沈家老宅,坐落在城市郊区的一片庄园里,散发着陈旧木料与金钱混合的威严气息。

客厅里,灯火通明。

沈家的核心成员,几乎都到齐了。

主位上坐着一个满头银发的老人,正是沈氏集团的创始人,沈冰悦的爷爷沈天易,沈老爷子。他身旁,是沈冰悦的二叔、三叔,以及他们各自的子女,一道道不善的视线,齐刷刷地钉在走进来的司徒樱身上。

“冰悦,你还晓得回来?”沈老爷子沉声开口,手里的拐杖重重地敲了一下地面,发出沉闷的响声。

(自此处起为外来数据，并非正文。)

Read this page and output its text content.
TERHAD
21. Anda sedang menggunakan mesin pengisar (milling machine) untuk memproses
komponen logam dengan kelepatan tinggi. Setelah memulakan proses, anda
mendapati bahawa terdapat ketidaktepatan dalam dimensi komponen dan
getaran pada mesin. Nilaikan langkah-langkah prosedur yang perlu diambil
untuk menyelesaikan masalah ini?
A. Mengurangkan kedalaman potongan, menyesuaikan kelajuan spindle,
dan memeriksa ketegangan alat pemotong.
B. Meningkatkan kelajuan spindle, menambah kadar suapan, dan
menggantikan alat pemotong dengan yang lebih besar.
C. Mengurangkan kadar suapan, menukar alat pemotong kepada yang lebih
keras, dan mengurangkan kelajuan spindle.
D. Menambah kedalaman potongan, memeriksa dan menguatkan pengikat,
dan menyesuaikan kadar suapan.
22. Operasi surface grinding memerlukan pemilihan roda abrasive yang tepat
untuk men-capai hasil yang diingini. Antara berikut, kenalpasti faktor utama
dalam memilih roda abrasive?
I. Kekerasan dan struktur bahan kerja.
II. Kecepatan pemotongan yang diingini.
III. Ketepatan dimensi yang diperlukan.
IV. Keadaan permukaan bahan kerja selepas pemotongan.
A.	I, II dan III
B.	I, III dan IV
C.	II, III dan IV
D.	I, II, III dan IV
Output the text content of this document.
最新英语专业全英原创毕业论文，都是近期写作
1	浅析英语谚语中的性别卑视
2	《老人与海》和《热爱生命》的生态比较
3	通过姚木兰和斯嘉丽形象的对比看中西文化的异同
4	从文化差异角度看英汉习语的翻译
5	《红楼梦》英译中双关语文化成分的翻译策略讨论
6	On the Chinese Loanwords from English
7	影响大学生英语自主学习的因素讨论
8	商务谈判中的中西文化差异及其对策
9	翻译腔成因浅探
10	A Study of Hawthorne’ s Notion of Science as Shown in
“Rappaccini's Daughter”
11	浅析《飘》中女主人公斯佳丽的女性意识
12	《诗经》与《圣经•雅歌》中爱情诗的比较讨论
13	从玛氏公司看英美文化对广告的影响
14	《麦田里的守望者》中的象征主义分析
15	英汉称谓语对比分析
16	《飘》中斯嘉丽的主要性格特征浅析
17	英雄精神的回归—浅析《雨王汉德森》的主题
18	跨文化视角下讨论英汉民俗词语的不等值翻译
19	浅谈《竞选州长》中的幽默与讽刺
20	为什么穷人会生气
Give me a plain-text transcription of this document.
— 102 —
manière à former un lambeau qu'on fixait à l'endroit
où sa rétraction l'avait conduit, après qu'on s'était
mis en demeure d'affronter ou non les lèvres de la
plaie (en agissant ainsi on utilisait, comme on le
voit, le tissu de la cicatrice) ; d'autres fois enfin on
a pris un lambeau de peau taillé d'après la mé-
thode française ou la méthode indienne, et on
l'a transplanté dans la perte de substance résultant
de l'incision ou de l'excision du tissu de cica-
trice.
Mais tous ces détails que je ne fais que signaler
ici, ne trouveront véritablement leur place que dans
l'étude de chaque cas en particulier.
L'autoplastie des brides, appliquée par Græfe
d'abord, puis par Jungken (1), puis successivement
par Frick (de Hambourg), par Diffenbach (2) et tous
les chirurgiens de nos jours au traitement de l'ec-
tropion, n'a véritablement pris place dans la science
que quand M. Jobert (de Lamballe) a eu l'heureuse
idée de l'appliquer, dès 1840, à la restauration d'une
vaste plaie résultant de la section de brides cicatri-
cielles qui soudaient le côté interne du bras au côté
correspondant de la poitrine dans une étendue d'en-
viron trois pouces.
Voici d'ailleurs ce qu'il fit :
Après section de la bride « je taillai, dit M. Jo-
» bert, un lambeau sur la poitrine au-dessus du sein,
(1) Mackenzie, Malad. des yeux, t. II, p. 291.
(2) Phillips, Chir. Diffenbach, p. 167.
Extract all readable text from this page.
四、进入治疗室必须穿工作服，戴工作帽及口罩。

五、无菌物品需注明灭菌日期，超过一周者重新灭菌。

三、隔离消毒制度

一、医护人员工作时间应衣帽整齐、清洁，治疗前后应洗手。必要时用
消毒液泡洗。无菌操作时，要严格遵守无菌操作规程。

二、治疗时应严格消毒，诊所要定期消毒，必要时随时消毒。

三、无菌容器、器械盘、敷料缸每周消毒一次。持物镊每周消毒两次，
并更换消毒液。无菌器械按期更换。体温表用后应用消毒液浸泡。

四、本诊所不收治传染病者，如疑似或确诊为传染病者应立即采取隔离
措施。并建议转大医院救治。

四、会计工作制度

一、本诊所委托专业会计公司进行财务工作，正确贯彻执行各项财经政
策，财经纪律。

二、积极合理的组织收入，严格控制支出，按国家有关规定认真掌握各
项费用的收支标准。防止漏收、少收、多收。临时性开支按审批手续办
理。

“爷爷。”沈冰悦微微颔首,权当打了招呼,然后拉着司徒樱,在众人注视下,旁若无人地坐到了旁边的空沙发上。

这个举动,无异于火上浇油。

“放肆!”沈冰悦的二叔沈宏猛地拍了一下桌子,“冰悦,你还有没有长辈?这是什么地方,你竟然带一个不三不四的女人回来?”

“二叔,说话请放尊重些。”沈冰悦的声线骤然变冷,“她叫司徒樱,是我的爱人。”

“爱人?简直是笑话!”沈冰悦的堂弟沈明轩发出一声嗤笑,语调拖得又长又腻,“一个靠脸上位的戏子而已,也配进我们沈家的门?堂姐,你真是越活越回去了,什么货色都要。”